Como comparar repetidamente uma versão de modelo?

API

Oferece maior controle experimental

Quais fontes sustentam as respostas exibidas ao público?

Interface

Reflete o conjunto de busca e reranqueamento utilizado

Quais associações o modelo faz com a marca?

API e interface, separadamente

Permite comparar a associação do modelo com a apresentação do produto

Houve mudança recente no comportamento do modelo?

API como sinal antecipado; interface como validação

Combina velocidade de detecção com relevância para o usuário

GEO precisa influenciar dois níveis

O estudo sugere uma mudança importante na forma de pensar o Generative Engine Optimization, ou GEO, conjunto de práticas destinadas a aumentar a presença de marcas e conteúdos em respostas geradas por sistemas de IA.

O primeiro nível é o nível do produto. Nele, o objetivo é entender como o mecanismo de busca, o fanout, o reranqueamento e as regras da interface selecionam fontes e montam respostas para o usuário.

O segundo é o nível do modelo. Nele, o desafio é construir uma presença semântica forte o suficiente para que o modelo reconheça a marca, associe-a às categorias certas e a considere uma referência relevante em diferentes configurações.

Um trabalho consistente de GEO precisa considerar os dois níveis.

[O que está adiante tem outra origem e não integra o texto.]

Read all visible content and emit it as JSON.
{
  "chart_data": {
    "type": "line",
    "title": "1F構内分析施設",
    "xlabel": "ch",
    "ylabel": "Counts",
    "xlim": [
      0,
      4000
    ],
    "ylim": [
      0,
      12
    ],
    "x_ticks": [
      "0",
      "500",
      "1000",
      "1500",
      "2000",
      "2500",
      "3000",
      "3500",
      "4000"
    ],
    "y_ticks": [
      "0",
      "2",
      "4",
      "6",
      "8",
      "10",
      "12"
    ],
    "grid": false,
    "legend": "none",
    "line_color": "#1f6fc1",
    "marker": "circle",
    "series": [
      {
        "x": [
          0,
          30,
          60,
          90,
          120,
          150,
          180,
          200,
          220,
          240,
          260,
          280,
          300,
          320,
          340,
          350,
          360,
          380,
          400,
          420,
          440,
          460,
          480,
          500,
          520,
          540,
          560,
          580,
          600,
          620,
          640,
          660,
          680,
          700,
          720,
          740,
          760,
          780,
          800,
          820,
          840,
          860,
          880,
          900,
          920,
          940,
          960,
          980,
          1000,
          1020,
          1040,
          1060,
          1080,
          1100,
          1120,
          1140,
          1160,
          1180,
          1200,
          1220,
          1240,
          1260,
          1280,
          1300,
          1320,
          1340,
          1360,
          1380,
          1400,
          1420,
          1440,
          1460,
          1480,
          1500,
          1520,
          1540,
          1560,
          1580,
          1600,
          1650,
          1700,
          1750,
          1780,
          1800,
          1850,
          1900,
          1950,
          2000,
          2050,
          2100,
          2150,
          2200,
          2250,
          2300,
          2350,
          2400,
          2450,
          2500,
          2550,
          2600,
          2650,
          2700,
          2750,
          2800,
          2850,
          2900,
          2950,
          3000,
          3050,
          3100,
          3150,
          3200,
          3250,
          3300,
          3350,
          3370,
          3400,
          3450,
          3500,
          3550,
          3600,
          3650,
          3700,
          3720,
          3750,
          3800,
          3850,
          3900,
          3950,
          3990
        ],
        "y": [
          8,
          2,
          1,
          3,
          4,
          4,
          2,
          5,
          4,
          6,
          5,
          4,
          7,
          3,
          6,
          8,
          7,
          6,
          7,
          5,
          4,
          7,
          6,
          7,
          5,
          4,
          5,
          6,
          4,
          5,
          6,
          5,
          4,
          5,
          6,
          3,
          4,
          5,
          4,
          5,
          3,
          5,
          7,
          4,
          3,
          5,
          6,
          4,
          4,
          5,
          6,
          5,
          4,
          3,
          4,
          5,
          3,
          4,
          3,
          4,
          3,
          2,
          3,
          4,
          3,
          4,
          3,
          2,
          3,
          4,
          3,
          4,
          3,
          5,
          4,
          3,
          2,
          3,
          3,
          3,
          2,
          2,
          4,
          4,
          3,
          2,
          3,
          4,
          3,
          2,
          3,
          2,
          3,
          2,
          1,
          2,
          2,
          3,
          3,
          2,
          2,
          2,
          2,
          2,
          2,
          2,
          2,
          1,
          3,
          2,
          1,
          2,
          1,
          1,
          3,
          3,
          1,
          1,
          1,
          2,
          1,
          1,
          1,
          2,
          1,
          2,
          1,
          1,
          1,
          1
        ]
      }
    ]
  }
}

Otimizar somente para a interface pode produzir resultados frágeis quando o modelo muda ou quando a marca é avaliada em outro ambiente. Otimizar somente para a API pode gerar recomendações que não correspondem ao que as pessoas realmente veem.

A pergunta mais madura, portanto, não é “API ou interface?”. É: qual ambiente responde a qual pergunta, e como os resultados se relacionam?

A diferença de 41% na visibilidade média das marcas é o dado mais fácil de memorizar, mas talvez não seja o mais importante. O aspecto decisivo é que interface e API selecionam fontes diferentes, realizam fanouts diferentes e produzem respostas com estruturas diferentes.

Por isso, uma marca pode parecer dominante em um ambiente e secundária em outro. Pode ser associada a listicles e comparadores na interface, mas a páginas de produto e guias how-to na API. Pode aparecer em um ranking de fontes e desaparecer completamente em outro.

Mensurar GEO exige medir o mundo que se quer compreender. Se o objetivo é avaliar a experiência do usuário, a interface é indispensável. Se o objetivo é investigar o comportamento do modelo em uma configuração controlada, a API é valiosa. Se o objetivo é construir uma estratégia duradoura, é preciso acompanhar ambas — sem confundir seus números.

A melhor leitura do estudo de Malte Landwehr não é que a API “não importa”. É que ela importa por uma razão diferente. A interface mostra o que o produto entrega. A API pode revelar sinais sobre o que o modelo associa, prioriza e reproduz sob outra configuração.

E uma estratégia de GEO realmente robusta precisa influenciar os dois.